Hotels are tidal pools. Staying at the Westin hotel in Kansas City, I saw the tide come twice. (One of these days, someone will do a portrait of America based on lobby ethnography alone. I am deeply happy to say it wont be me.)
The first was the Jack and Jill Association of America. The Westin lobby and elevators filled with magnificently dressed and appointed women. It was from their patient, disengaged, short suffering husbands at the bar that I got the details. Jack and Jill is designed to help African American families stay in touch with their roots, and one another, as prosperity takes them to the suburb.
One of the pressing questions: how to keep kids in touch with their culture even as they are firewalled against the siren call of the gangsta pose (and posse). It sounds like a tough piece of parenting. Suburban kids may well be vulnerable to the accusation that they have compromised their blackness. What better way to redress the balance than hip hop swagger (and swag)?
This task will be complicated, Im guessing, by a collision of consumption styles. The move to the suburbs is traditionally a move towards a consumption style that is muted. Kids find this cautious and uninteresting in any case. But it must be stupefying compared to bling. What happens when bland meets bling?

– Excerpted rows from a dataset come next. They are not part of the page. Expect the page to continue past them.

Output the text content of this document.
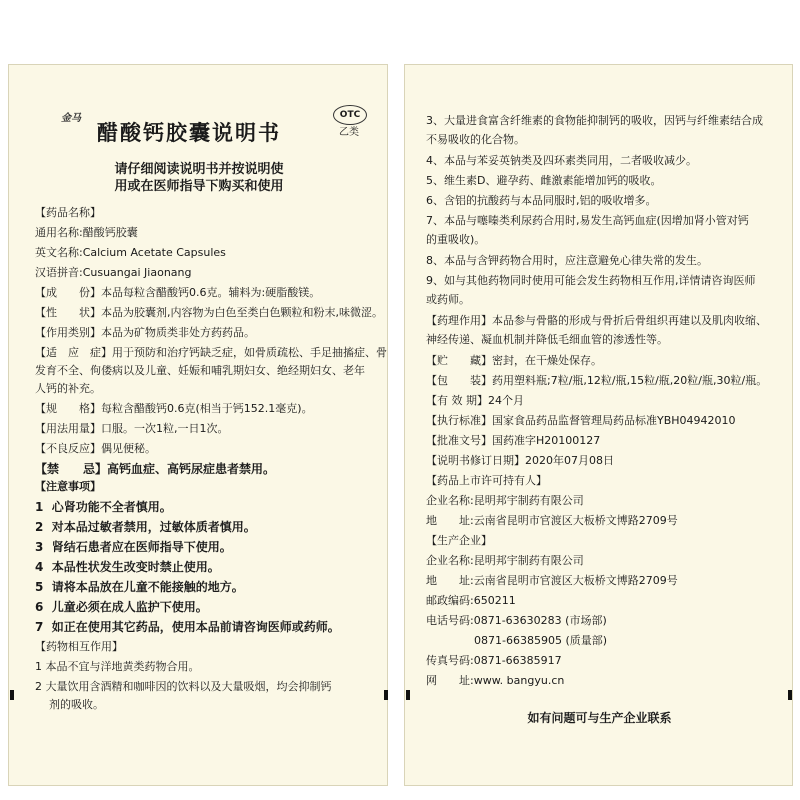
金马
醋酸钙胶囊说明书
OTC
乙类
请仔细阅读说明书并按说明使
用或在医师指导下购买和使用
【药品名称】
通用名称:醋酸钙胶囊
英文名称:Calcium Acetate Capsules
汉语拼音:Cusuangai Jiaonang
【成　　份】本品每粒含醋酸钙0.6克。辅料为:硬脂酸镁。
【性　　状】本品为胶囊剂,内容物为白色至类白色颗粒和粉末,味微涩。
【作用类别】本品为矿物质类非处方药药品。
【适　应　症】用于预防和治疗钙缺乏症，如骨质疏松、手足抽搐症、骨
发育不全、佝偻病以及儿童、妊娠和哺乳期妇女、绝经期妇女、老年
人钙的补充。
【规　　格】每粒含醋酸钙0.6克(相当于钙152.1毫克)。
【用法用量】口服。一次1粒,一日1次。
【不良反应】偶见便秘。
【禁　　忌】高钙血症、高钙尿症患者禁用。
【注意事项】
1 心肾功能不全者慎用。
2 对本品过敏者禁用，过敏体质者慎用。
3 肾结石患者应在医师指导下使用。
4 本品性状发生改变时禁止使用。
5 请将本品放在儿童不能接触的地方。
6 儿童必须在成人监护下使用。
7 如正在使用其它药品，使用本品前请咨询医师或药师。
【药物相互作用】
1 本品不宜与洋地黄类药物合用。
2 大量饮用含酒精和咖啡因的饮料以及大量吸烟，均会抑制钙
剂的吸收。
3、大量进食富含纤维素的食物能抑制钙的吸收，因钙与纤维素结合成
不易吸收的化合物。
4、本品与苯妥英钠类及四环素类同用，二者吸收减少。
5、维生素D、避孕药、雌激素能增加钙的吸收。
6、含铝的抗酸药与本品同服时,铝的吸收增多。
7、本品与噻嗪类利尿药合用时,易发生高钙血症(因增加肾小管对钙
的重吸收)。
8、本品与含钾药物合用时，应注意避免心律失常的发生。
9、如与其他药物同时使用可能会发生药物相互作用,详情请咨询医师
或药师。
【药理作用】本品参与骨骼的形成与骨折后骨组织再建以及肌肉收缩、
神经传递、凝血机制并降低毛细血管的渗透性等。
【贮　　藏】密封，在干燥处保存。
【包　　装】药用塑料瓶;7粒/瓶,12粒/瓶,15粒/瓶,20粒/瓶,30粒/瓶。
【有 效 期】24个月
【执行标准】国家食品药品监督管理局药品标准YBH04942010
【批准文号】国药准字H20100127
【说明书修订日期】2020年07月08日
【药品上市许可持有人】
企业名称:昆明邦宇制药有限公司
地　　址:云南省昆明市官渡区大板桥文博路2709号
【生产企业】
企业名称:昆明邦宇制药有限公司
地　　址:云南省昆明市官渡区大板桥文博路2709号
邮政编码:650211
电话号码:0871-63630283 (市场部)
0871-66385905 (质量部)
传真号码:0871-66385917
网　　址:www. bangyu.cn
如有问题可与生产企业联系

The second was the FBI National Academy. A different crowd entirely. Now it was husbands who were the key actors, and wives who sat patiently in the bar. The Academy was originally known as the “Police Training School of the FBI and it is designed to help Police Chiefs improve their law enforcement methods.
One of the pressing questions: what to do about methamphetamines? One Academy guy was kind enough to give me a detailed account. Methamphetamines are apparently cheap to make and they can be manufactured in rudimentary facilities by people who have no real training. Finally, they can be manufactured in the US. On all these counts, closing down distribution is tough.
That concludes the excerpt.